I am a huge fan of bestselling author, lecturer and teacher Louise Hay. I recently picked up her little pocket guide called Heal Your Body. She says, “I’ve learned that for every condition in our lives, there’s a need for it. Otherwise, we wouldn’t have it. The symptom is only an outer effect. We must go within to dissolve the mental cause. This is why willpower and discipline don’t work. They are only battling the outer effect. It’s like cutting down the weed without getting the root out.”

Louise teaches that the first step to getting rid of trouble with our body, mind and spirit is our willingness to get to the root of our issues. What’s really going on under the surface? What limiting beliefs are causing dis-ease in our systems? She mentions 4 biggies that really wreak havoc in our systems. Those are criticism, anger, resentment and guilt. It’s possible that you have these mental thought patterns and don’t even realize it. 95-99% of our feelings are subconscious. How do you know if you have limiting beliefs? Look for symptoms, aka weeds. How you feel is the perfect feedback system to nudge you to take a internal look at things. Ignore it and those weeds grow huge and seed and the dis-ease gets worse.

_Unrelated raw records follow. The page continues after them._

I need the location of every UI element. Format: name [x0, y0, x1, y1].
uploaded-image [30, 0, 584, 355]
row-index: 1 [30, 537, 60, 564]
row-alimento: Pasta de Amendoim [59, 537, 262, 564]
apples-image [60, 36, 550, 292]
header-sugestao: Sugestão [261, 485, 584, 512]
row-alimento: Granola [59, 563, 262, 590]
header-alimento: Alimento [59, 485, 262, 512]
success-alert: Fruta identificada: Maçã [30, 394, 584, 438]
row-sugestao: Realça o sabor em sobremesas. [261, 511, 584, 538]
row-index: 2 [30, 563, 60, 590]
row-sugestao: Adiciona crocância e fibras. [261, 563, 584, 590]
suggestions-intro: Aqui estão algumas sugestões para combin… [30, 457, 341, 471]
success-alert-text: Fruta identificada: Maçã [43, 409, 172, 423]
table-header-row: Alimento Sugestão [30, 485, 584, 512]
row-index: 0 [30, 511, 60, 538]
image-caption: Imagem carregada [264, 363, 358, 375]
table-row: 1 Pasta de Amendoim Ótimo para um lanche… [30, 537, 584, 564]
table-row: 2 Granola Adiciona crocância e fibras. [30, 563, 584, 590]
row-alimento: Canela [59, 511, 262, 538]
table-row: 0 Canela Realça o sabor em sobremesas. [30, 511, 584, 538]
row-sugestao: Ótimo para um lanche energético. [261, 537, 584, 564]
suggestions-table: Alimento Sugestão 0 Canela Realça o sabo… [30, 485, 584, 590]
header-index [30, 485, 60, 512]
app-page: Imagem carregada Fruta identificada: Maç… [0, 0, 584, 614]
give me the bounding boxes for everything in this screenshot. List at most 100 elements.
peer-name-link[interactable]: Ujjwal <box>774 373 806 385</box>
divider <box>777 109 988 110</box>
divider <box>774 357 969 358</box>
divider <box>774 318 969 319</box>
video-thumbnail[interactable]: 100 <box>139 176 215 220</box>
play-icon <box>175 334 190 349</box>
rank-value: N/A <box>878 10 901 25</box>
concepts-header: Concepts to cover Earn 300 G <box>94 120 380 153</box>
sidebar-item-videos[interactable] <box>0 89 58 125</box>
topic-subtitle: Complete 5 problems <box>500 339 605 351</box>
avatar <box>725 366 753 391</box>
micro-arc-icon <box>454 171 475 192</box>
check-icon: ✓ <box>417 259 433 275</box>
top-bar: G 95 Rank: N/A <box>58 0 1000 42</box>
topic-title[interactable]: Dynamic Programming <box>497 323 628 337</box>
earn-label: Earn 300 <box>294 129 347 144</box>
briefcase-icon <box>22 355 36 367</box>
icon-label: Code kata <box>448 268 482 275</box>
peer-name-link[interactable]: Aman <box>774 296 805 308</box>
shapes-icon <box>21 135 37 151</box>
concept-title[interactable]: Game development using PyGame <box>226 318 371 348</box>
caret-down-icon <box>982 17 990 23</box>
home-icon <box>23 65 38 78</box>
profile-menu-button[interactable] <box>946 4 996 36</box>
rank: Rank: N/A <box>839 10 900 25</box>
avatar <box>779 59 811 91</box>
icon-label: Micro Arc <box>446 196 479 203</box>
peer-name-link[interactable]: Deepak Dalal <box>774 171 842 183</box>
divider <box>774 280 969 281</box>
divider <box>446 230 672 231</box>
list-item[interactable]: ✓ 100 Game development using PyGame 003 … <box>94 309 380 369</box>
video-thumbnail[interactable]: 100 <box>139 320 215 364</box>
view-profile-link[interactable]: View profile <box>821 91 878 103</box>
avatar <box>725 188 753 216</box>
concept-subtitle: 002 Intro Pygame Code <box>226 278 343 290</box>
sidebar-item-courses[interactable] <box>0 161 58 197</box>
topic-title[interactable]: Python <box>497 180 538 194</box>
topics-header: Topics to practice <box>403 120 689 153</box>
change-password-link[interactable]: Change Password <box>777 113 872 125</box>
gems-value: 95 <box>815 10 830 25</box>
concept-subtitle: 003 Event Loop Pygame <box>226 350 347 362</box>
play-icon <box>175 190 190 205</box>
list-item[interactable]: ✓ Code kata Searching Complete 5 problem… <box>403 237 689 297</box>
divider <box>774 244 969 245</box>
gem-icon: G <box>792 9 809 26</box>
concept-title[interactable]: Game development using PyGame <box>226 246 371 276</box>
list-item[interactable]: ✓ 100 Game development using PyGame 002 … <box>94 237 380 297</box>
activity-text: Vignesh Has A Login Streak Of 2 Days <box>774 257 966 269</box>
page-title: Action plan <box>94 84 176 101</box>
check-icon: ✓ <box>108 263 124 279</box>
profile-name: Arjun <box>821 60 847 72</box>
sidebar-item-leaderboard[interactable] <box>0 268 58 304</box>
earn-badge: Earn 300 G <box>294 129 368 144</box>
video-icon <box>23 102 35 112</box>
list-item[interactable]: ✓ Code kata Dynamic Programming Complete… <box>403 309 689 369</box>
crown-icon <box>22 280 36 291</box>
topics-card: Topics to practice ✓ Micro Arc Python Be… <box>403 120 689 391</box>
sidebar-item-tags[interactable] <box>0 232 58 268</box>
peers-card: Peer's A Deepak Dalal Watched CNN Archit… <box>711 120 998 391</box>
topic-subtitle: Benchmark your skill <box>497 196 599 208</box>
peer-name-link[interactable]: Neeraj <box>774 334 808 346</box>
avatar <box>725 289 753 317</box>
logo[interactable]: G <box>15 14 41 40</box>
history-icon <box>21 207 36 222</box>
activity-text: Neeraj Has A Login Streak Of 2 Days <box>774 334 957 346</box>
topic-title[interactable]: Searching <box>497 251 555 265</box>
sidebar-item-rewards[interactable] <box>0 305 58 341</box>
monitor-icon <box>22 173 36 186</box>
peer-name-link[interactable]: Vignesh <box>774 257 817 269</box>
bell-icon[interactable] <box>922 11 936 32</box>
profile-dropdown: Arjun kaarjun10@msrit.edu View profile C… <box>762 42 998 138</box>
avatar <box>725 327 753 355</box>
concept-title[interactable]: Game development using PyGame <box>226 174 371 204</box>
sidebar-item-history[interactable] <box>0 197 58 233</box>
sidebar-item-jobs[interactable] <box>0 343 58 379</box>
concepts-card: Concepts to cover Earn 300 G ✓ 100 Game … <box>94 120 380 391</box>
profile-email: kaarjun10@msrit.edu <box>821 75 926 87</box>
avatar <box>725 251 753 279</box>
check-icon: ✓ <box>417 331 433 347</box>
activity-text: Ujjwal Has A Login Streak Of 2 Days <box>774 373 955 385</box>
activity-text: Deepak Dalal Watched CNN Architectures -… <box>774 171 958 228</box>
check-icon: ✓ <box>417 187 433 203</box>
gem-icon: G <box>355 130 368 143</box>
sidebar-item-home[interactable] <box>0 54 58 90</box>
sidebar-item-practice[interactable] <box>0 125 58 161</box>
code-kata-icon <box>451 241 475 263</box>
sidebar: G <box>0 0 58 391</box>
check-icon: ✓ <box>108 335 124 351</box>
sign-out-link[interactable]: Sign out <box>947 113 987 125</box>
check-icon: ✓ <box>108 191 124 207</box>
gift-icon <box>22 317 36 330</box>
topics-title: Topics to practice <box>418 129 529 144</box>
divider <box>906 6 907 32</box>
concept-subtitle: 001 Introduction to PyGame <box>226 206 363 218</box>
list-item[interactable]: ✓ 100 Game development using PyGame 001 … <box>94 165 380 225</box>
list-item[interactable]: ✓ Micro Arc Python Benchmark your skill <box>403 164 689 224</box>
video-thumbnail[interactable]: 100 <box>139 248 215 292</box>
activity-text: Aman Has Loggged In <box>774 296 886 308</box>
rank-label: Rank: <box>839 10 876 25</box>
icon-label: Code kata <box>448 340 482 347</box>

I’ve always had lots of “weeds” in the form of physical pain. I typically don’t think things, I feel them in my body. I don’t know what is going on besides I hurt. I must dig deep to figure out what’s really going on. Louise’s little pocket guide is so helpful because it can clue you into your symptom and give you a possible limiting belief that may be causing your issue and a new beliefs statement you can make your own instead of the limiting belief that might be festering in your subconscious.

I’ve recently found that I’ve moved from annoyed to grateful that my system has a way to tell me, “HEY, there is something going on you need to spend some time on.” In the past, I’d just plow through life not knowing what I needed to change. About 6 months ago I hurt my right should weight lifting. It was almost better and then started hurting again. Knowing my pattern of pain, I’ve been seeking answers. Yes, I’m seeing a chiropractor etc. to make sure everything is structurally aligned which it is so now what? We dig deeper into the mind.

Today during yoga, I could not do eagle pose, chaturanga hurt and even warrior 2 holding my arm out to the side hurt my shoulder. Very unlike the rest of my life, today, I felt grateful for the pain. Grateful my body has a message to share with me. I’m grateful for the opportunity I must spend more time with myself and learn. I’m thankful for the life experience to know that my shoulder won’t hurt forever. This is temporary. I love myself and my body as I am and as I change. I am bigger than my pain. The pain I feel is not me.  I am not pain. I am Jenny and I’m thankful for me.

What pain have you experienced that you are now thankful for? Was there a message or lesson you learned from your pain?